Литмир - Электронная Библиотека

Однако высказывать определенное суждение нам все же трудно. Вообще я коснулся здесь предполагаемой характеристики веревок с узелками, одна из которых (мексиканская) еще в прошлом веке хранилась в коллекции Ботурини лишь для того, чтобы показать, в каком виде народам Америки были известны оба типа знаков, которыми исчерпывается любая письменность— сами собою понятные знаки-рисунки и знаки, произвольным и мнемоническим образом связанные с идеями, напоминающие об обозначаемом посредством некоего третьего фактора (ключа к обозначению). Однако различение обоих этих типов, переходящих друг в друга тогда, когда аллегорическое рисуночное письмо перестает быть непосредственно понятным и по крайней мере часть первоначальных рисунков постепенно начинает казаться произвольными знаками, имеет исключительное значение, и особенно в том, что касается языка, как это видно на примере языков мексиканского и перуанского.

Мексиканские иероглифы достигли немалого совершенства; они явно сохраняли мысль сами по себе, так как они понятны еще и сейчас, и в то же время они отчетливо отличались от простых рисунков. Ведь даже если, например, понятие завоевания представлялось в них как битва двух воинов, все же мы обнаруживаем также и изображение сидящего царя с его именным знаком, затем трофейного оружия и, наконец, покоренного города, что в совокупности образует вполне ясную фразу: «Царь завоевал город». И выражение здесь гораздо более определенно, чем в знаменитой саитской надписи, которая считается единственной из древних надписей, сочетающей изображение (значение) с обозначением. Из сказанного видно, что существовали также средства для записи имен, а, следовательно, письмо это находилось на пути к созданию фонетических знаков наподобие китайских. И все же весьма сомнительно, чтобы мексиканская иероглифика превратилась когда-либо в настоящее письмо.
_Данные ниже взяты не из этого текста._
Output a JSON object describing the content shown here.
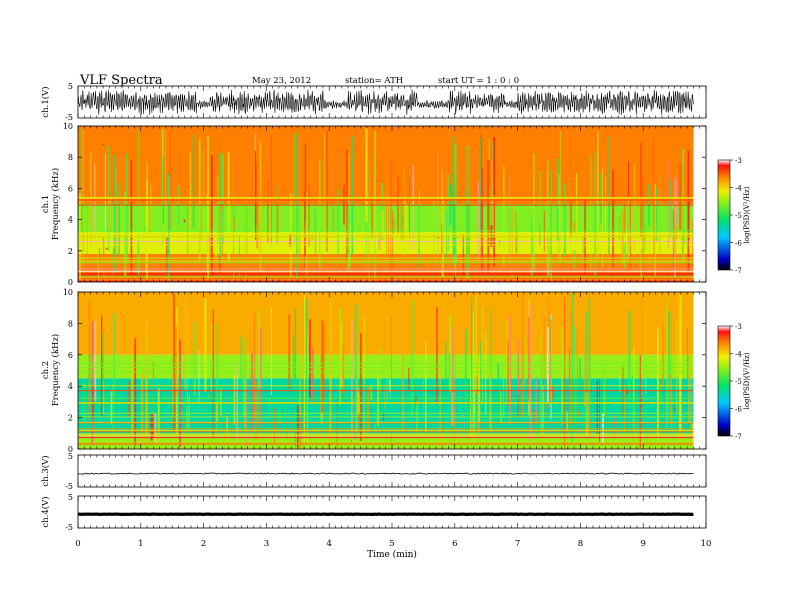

Ибо настоящим письмом можно назвать только такое, которое обозначает определенные слова в определенном порядке, что даже и при отсутствии букв можно осуществлять при помощи понятийных знаков и даже при помощи рисунков. Но если, напротив, письмом в широчайшем смысле этого слова называть любую передачу мыслей, осуществляемую посредством звуков, то есть при которой пишущий представляет себе слова и которую читающий также переводит в слова, пусть не совсем в те же самые (определение, без которого не было бы никакой границы между рисунком и письмом), то между двумя этими конечными пунктами окажется обширное пространство для разнообразных степеней совершенства письма. Последнее, в частности, зависит от того, закреплены ли знаки в своем употреблении за более или менее определенными словами или же только за мыслями, и, следовательно, от того, в какой мере расшифровка их приближается к чтению как таковому. И мексиканское иероглифическое письмо, как кажется, в своем развитии остановилось внутри этого пространства, не достигнув уровня настоящего письма, хотя и на такой ступени развития, которую сейчас трудно точно определить. Так, например, сейчас нельзя уже установить, можно ли было в иероглифической форме записывать стихи — а некоторые стихи были весьма известны и упоминания о них сохранились в источниках, — ведь неопровержимо, что форма поэзии связывает ее с определенными словами в определенном порядке. Если это было невозможно, то здесь перуанцы находились в более выгодном положении. Ибо письмо, или его аналог, не представляющее объекты как таковые, но являющееся скорее внутренним вспомогательным средством памяти, может, пусть не вполне адекватно, передаваться другому народу и весьма долго сохраняться во времени в органической связи с языком. При этом, конечно, нельзя забывать, что народ, пользующийся таким письмом, обладает не столько настоящим письмом, сколько лишь способом непосредственной отсылки к памяти без письма, высоко усовершенствованным при помощи искусных средств. Но как раз в том и заключается важнейшее различие между наличием и отсутствием письма, что в первом случае памяти не отводится уже главная роль среди устремлений духа.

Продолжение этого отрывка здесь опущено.